How I got here, I’m not totally sure, except that on more than one occasion, I’ve had some kind of syncing problem while trying to transfer something to my iPhone, or trying to delete photos or podcasts or movies in order to free up space. Whatever it was I was attempting to do, I must have selected the wrong settings or checked the wrong boxes or hit the wrong buttons while doing it; all I know is that Apple has repeatedly wiped my digital collection clean of all the songs I ever downloaded, except for the ones I had purchased directly from the iTunes store.
That’s how I remember it, anyway. The truth is I am a helplessly unreliable narrator in this story, because whenever I use iTunes, I find that I have absolutely no idea what’s going on, or what the consequences of my actions will be. So while I can’t really be sure how my music collection was decimated, I can say that I went from having a ton of MP3s—many of them downloaded from blogs or directly from artists—to just having the aforementioned Ratchet, Watch the Throne by Kanye West and Jay Z, and a handful of other basically random albums and songs that I happened to buy from the iTunes store.
On a basic level, I don’t have a music collection anymore because Apple made it too hard and frustrating to maintain one.
It’s my fault, obviously.

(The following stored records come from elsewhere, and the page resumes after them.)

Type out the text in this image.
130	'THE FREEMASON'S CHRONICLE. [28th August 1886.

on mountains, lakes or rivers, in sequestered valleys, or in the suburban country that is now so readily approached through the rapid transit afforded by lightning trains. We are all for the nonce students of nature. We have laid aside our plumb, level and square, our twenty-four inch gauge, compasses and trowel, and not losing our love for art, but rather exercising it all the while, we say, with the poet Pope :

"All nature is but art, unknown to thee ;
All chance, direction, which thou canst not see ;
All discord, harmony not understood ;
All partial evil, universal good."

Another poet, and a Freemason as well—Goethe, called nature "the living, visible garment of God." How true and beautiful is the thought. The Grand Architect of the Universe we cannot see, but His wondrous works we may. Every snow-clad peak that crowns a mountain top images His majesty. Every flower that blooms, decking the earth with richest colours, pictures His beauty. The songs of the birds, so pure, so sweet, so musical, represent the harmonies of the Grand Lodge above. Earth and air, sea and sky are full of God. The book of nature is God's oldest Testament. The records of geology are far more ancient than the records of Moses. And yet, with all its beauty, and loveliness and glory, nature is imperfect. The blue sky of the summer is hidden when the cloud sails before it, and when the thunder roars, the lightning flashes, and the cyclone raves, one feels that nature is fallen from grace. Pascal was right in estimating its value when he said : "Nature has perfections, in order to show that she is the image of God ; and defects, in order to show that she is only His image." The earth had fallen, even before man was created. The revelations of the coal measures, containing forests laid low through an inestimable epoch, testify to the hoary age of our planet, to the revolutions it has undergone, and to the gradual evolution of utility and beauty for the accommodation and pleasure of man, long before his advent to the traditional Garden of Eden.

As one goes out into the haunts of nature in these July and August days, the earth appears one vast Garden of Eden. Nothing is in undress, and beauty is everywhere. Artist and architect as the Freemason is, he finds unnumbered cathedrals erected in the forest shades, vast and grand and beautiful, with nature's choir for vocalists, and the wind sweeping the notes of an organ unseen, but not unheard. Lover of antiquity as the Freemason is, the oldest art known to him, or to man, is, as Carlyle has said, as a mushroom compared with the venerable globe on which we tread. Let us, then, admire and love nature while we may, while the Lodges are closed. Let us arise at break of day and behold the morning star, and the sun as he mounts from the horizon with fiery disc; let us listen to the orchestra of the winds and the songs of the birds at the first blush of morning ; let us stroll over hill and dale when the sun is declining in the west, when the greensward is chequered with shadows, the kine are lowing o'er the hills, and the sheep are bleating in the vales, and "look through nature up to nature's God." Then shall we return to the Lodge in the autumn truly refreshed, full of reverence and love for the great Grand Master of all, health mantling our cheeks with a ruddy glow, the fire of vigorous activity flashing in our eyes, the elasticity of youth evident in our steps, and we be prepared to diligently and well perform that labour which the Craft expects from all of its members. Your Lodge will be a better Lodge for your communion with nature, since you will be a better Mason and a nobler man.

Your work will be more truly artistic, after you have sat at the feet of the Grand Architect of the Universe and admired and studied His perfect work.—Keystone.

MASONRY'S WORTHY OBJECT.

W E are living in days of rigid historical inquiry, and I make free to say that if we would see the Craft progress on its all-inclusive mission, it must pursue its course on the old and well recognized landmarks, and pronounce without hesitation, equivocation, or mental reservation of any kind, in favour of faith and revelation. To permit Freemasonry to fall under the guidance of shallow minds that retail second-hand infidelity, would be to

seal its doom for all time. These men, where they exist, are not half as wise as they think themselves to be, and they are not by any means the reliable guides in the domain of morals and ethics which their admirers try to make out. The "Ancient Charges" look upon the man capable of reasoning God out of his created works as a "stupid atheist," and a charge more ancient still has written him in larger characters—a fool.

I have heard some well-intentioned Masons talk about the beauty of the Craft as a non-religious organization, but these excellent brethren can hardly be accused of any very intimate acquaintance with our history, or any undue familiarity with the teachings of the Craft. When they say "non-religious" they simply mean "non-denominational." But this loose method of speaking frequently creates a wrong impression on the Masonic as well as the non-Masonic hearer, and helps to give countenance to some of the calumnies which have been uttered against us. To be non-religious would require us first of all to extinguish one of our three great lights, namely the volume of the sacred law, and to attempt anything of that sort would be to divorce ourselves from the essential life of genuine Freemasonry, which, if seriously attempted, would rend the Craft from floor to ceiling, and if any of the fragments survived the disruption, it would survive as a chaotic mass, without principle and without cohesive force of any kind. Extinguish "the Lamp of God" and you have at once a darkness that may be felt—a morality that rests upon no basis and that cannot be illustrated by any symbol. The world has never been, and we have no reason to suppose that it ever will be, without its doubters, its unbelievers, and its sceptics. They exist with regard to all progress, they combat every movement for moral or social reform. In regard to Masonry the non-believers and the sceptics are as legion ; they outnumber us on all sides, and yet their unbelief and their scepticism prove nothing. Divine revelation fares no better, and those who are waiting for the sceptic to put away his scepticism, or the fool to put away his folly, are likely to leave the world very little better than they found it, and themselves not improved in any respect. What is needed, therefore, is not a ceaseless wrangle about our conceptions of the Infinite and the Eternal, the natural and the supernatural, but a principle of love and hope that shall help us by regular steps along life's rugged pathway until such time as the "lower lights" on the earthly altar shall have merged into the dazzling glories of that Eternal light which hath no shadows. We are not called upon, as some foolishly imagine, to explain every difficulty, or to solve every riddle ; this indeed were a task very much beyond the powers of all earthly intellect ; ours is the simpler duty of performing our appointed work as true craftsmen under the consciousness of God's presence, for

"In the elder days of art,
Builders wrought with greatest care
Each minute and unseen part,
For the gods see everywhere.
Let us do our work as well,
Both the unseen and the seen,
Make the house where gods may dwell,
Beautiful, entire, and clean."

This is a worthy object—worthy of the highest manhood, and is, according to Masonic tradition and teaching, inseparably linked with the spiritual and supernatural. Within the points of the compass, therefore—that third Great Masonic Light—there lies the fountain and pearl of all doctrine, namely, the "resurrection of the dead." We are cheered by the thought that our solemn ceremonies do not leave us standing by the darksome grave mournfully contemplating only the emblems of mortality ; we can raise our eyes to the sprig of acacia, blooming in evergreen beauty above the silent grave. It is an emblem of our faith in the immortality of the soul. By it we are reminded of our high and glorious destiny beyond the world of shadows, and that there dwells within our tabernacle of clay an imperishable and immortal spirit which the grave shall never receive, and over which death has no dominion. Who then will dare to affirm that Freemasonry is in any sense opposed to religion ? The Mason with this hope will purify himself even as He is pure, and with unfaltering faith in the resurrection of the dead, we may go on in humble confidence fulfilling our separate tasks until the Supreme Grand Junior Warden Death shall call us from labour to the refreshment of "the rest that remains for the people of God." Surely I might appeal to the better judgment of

If I were better at computers or maybe just more adept at interpreting the cryptic language that populates Apple’s dialog boxes, my life would probably be different. On the other hand, it’s ridiculous that a software suite from one of the world’s most successful companies is such a minefield, or that the steps required to move files from one of my Apple devices to another has the potential to rob me of everything I own. It doesn’t make sense that everyone I know ,who still uses iTunes despises it, and that many people, including me, have abandoned it in favor of streaming because managing their libraries became too much of a chore.
In my case it happened gradually and chaotically: Though I do still occasionally seek out mixtapes and stray leaks directly from the web, I’ve mostly just stopped listening to music that’s not available on Spotify. On a basic level, I don’t have a music collection anymore because Apple made it too hard and frustrating to maintain one. And though I certainly deserve some of the blame myself, I can’t help but feel that iTunes has beaten out of me impulses I once cherished, like wanting to download every new mixtape by Lil’ Wayne as soon as it came out, or feeling compelled to own every Smashing Pumpkins album, even though it’s been years since I wanted to listen to them. By making it so difficult to manage my digital music library, iTunes has even closed me off to certain artists I’m confident I would have otherwise loved—for instance, Lil’ B, the ultraprolific rapper who has put out thousands of songs that aren’t available on any streaming service and can’t be bought from the iTunes store.
I’m not saying it’s rational; obviously I could listen to Lil’ B if I really wanted to. And yet the consistently taxing experience of using Apple’s software to acquire, organize, and access my music has dissolved the sense of ownership and identification I once felt toward it. In so doing the company has turned off a part of me that I miss.